Take Landsea Homes, a small builder that blossomed in California. It’s moving its headquarters to Texas as part of a nationwide growth plan.

But the relocation also comes as builders like Landsea suffer the pains of a sales crash that not only curtailed house hunting last year but also scared want-to-be buyers to walk away from sales contracts. Landsea, for example, said its cancellation rate was running a mind-blowing 72% for its Arizona sales near year’s end.

Moving the corporate headquarters from Newport Beach to Dallas won’t cost any Orange County jobs, the company says. It’ll be primarily senior executives, including CEO John Ho, on the move.

Homebuying’s turmoil did force the company to cut 8% of its workforce nationwide, though Landsea declined to give an exact count of workers cut.
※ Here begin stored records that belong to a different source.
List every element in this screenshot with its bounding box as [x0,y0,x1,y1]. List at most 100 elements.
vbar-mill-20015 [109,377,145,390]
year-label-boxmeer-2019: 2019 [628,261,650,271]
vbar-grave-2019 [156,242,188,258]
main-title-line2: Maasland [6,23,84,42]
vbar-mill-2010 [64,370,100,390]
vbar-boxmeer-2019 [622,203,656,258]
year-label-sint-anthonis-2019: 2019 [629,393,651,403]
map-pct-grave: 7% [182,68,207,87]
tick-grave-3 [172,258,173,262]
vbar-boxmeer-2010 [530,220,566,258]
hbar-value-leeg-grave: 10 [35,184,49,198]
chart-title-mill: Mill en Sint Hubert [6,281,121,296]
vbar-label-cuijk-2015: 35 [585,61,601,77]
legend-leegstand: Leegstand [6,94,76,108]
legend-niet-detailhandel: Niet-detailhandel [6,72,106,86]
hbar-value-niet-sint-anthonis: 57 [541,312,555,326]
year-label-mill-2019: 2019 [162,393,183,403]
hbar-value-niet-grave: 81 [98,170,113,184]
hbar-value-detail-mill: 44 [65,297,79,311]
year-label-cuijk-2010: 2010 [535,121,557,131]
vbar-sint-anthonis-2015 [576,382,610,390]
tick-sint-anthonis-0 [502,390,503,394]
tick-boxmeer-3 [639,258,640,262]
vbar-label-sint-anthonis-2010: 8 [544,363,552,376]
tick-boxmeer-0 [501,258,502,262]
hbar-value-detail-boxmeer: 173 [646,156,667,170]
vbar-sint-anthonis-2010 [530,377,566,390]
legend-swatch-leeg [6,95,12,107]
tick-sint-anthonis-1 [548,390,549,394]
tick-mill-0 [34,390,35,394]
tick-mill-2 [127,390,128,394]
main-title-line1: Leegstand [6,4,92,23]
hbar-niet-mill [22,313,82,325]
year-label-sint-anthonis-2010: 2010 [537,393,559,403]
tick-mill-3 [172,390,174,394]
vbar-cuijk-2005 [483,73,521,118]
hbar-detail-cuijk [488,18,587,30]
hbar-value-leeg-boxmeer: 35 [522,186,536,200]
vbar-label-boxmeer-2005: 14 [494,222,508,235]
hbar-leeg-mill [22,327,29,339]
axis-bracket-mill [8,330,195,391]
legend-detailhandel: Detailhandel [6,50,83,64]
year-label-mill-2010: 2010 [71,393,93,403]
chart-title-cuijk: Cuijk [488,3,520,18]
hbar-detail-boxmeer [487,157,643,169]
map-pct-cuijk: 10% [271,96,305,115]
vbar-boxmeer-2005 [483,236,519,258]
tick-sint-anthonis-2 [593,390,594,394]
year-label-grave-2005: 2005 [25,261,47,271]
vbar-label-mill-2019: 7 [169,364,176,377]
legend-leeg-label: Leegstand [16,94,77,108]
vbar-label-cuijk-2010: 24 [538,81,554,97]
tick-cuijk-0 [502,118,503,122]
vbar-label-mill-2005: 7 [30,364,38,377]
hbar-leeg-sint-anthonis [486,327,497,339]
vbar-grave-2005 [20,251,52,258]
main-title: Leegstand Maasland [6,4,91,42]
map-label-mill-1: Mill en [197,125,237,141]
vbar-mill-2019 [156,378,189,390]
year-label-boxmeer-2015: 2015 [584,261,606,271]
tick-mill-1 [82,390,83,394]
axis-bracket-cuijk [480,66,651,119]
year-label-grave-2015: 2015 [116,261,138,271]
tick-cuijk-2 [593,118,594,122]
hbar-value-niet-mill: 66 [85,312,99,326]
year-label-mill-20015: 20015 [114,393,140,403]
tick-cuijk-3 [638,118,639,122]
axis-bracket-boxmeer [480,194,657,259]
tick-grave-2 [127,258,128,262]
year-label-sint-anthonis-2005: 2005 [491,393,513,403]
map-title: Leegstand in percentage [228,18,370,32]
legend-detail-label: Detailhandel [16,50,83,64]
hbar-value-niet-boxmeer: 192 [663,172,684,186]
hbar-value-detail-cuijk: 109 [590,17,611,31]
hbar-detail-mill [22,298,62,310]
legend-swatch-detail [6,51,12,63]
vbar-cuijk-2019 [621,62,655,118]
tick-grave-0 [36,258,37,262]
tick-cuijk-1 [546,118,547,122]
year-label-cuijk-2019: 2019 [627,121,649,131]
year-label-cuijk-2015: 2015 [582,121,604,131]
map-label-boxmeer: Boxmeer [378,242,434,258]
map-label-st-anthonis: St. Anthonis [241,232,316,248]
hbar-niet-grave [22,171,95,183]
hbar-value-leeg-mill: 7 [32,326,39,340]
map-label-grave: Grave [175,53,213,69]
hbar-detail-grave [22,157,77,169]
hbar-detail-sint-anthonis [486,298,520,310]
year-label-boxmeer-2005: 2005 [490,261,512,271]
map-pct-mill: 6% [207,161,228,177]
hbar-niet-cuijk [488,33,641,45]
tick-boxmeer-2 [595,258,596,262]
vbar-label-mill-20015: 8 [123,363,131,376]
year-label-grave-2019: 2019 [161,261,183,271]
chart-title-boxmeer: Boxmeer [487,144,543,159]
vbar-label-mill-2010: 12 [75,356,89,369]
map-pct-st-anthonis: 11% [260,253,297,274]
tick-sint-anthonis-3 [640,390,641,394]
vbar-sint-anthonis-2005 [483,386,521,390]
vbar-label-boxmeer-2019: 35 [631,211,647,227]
At year-end 2021, it reported 384 employees.

Landsea, a US spinoff from a Chinese homebuilder, started in 2013. One of its first big projects was in Lake Forest – the 500-home IronRidge community that finally sold out last year. Landsea has added operations in Arizona and Florida – roughly 70% of 2022 sales – and is now starting a Texas push.

The relocation, Landsea president Mike Forsum said in a statement, is “driven primarily to give us better efficiency and effectiveness in managing our bi-coastal business by being based in the center of the country in a central time zone.”

I’m betting a steep home-sale drop that made a mess of the business plans of every builder was a relocation factor, too.

Last year’s rising mortgage rates and a decided change of attitude among house hunters crashed the buying pace and forced price cuts across the industry.

So penny-pinching is the hot trend in homebuilding. A Newport Beach corporate address isn’t cheap nor is it a great look for a builder specializing in lower-priced housing.

Consider Landsea’s financial picture. It’s still profitable but the bottom line shrank: $26 million in fourth-quarter earnings vs. $38 million in 2021’s last quarter.

Sales also slowed. The company told Wall Street that 2023’s first quarter deliveries of finished homes would be between 400 and 445 units. Compare that with 703 in 2022’s fourth quarter.

Now, consider the estimated average prices of those closings. They’ll run $520,000 to $525,000 vs. $594,000 in the fourth quarter.

Then think about new orders: 1,432 in 2022’s first three quarters but only 88 in the year’s last three months. Yes, 88!

And Landsea stock, which traded for $10.50 around its Wall Street debut in August 2021, fell to under $5 late last year. Then a recent industrywide rally pushed it back above $7 this week. That’s because, like many builders, Landsea execs see an early 2023 rejuvenation in interest from house hunters.

Why the recent change in buyer sentiment? Well, the financial statements say new sales will be less profitable for now.

Landsea’s projected “gross margin” in the first quarter will run between 21% to 22%. That’s a profitability drop from 26.9% for all of 2022 and just below 22.6% for 2021.

Much of Landsea’s declines in margin, just like its peers, comes from heavily discounted mortgage rates offered as incentives for buyers.

And the translation of that financial lingo? Builders realize the pandemic era’s homebuying bubble has burst and it will take major price cuts to get buyers interested again.

Sellers of existing homes should note that.